The motion to intervene (opens new tab) comes as the incoming Trump administration is expected to halt federal efforts to defend the U.S. Department of Health and Human Services and Center for Medicaid and Medicare Services' final rule granting access to Affordable Care Act exchanges for Deferred Action for Childhood Arrivals, or DACA, recipients from a legal challenge brought by Republican state attorneys general.
"Since becoming attorney general, I have promised to defend the Dreamers," said Weiser. "In the first Trump administration, I joined other state attorneys general to do just that, and we were successful at the U.S. Supreme Court. I urge the incoming Trump administration and Congress not to embark on a campaign of undermining and threatening the Dreamers. But if they do, Colorado is prepared to stand with the Dreamers and to protect them."
Established in 2012, DACA enables certain young people, who came to the United States as children and have lived here continuously since 2007, to avoid immediate fear of deportation for revocable two-year periods. Separate regulations establish that individuals who have received grants of deferred action may work lawfully in the country.
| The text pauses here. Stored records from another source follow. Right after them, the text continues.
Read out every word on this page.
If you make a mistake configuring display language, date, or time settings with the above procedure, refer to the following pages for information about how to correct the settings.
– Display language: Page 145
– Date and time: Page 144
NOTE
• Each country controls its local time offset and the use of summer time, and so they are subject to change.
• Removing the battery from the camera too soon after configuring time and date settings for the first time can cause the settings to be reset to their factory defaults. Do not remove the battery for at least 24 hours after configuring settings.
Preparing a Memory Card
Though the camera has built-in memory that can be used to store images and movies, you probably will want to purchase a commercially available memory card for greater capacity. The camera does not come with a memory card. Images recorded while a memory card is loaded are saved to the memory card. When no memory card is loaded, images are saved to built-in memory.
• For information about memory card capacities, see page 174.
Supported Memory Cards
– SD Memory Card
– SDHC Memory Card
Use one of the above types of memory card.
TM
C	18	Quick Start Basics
Last year, the Biden administration issued a regulation that expands healthcare access to DACA recipients - commonly referred to as Dreamers - by making them eligible to purchase health insurance through ACA exchanges. Other states sued HHS and CMS in the U.S. District Court for the District of North Dakota in August 2024 and asked the court to delay implementation of the rule, pending judicial review. The district court prevented implementation in some states but left the rule in place in most states-including Colorado.
The rule took effect on November 1, 2024, providing crucial public health and economic benefits not only for DACA recipients, but also for the wider community. DACA recipients previously lacked access to the ACA exchanges, even though Congress extended access to ACA exchanges to all who are "lawfully present" - a term that consistently is used to include those whom the U.S. Department of Homeland Security has temporarily allowed chosen not to remove via deferred action.
Besides the obvious benefits to states that reduce the rate of uninsured populations, such as improved public health and better health outcomes, states that operate their own exchanges - like Colorado - can also benefit from including DACA recipients in their exchanges because larger and more diverse the risk pools may keep premiums lower for everyone.
Today's motion explains that because the incoming Trump administration will stop defending the rule, the states are stepping in to defend it. The states' motion explains that they have a right to step in where the federal government will stop defending this critical policy.
In addition to Colorado, others joining today's filing include Arizona, California, Delaware, Hawaii, Illinois, Maryland, Michigan, Minnesota, New Jersey, New Mexico, Nevada, Oregon, and Vermont.